What about land usage? In ancient china(and china now) there's not much land to farm, so they developed advanced techniques to fully utilize the land they had available to them.
But somewhere like Egypt, they just threw seeds around and let their oxen trample them. The only irrigation they particapated in was building large square pits that filled with water.
The Chinese had to work harder, and develop better ways of making food, because they live in a mountainous land. While the Egyptians didn't have to do that because they lived next to a river which flooded regularly, and was really good for agriculture.
Will land affect that kind of stuff? Will isolated people develop less weapons/be less warlike?(More likely the former)
Hm, sorry to burst your bubble, but you're thinking about
Japan and not
China in the example you gave. Japan is mostly mountainous terrain with poor fertility, and most of the country's forests annot be chopped down because it would anger the Shinto Kamis.
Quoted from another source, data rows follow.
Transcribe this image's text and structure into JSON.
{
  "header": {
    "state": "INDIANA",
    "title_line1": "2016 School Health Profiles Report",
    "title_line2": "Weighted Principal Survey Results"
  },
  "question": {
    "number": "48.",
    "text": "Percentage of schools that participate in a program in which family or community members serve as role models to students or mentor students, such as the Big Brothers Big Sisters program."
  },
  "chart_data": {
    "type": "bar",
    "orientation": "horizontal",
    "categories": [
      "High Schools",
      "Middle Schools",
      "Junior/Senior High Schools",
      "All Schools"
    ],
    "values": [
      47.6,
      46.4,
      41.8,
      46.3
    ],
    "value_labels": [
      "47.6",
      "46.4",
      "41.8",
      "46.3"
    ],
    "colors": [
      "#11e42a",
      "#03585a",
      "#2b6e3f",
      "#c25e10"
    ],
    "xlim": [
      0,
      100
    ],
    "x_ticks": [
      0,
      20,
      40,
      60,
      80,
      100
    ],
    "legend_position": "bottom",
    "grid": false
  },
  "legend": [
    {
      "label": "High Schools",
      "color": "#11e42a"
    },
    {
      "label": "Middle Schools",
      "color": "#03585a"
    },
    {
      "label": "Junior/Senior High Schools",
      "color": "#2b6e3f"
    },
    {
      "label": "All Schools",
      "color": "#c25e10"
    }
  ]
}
So Japanese people had to develop things like terrace farming and be an overall efficient and well contained people, their whole culture revolves around that; it's also a reason why the world's biggest fish market's on Japan, figures an island by the sea might be a poor cropland, but it's really good place for fishing.
China, though, was the world's biggest country for ages,
most of it is plains, several of those plains have rivers flowing through them that make irrigation possible. That's why China always had such a stupidly huge populace. They actually have so many people that they need a lot of food to feed them all, and thus their large population is both caused by their huge farmlands, and causes it. They developed several ways to increase the productivity of the soil just so they could feed that massive amount of people. You can say that much of China's territorry is not usable for farming, but China's territory is huge. I'm not saying that they didn't terrace lands or things like that, by the way.
By the way, I'm talking about de facto China here, not Tibet, Uyghuristan and the parts of Mongolia they conquered.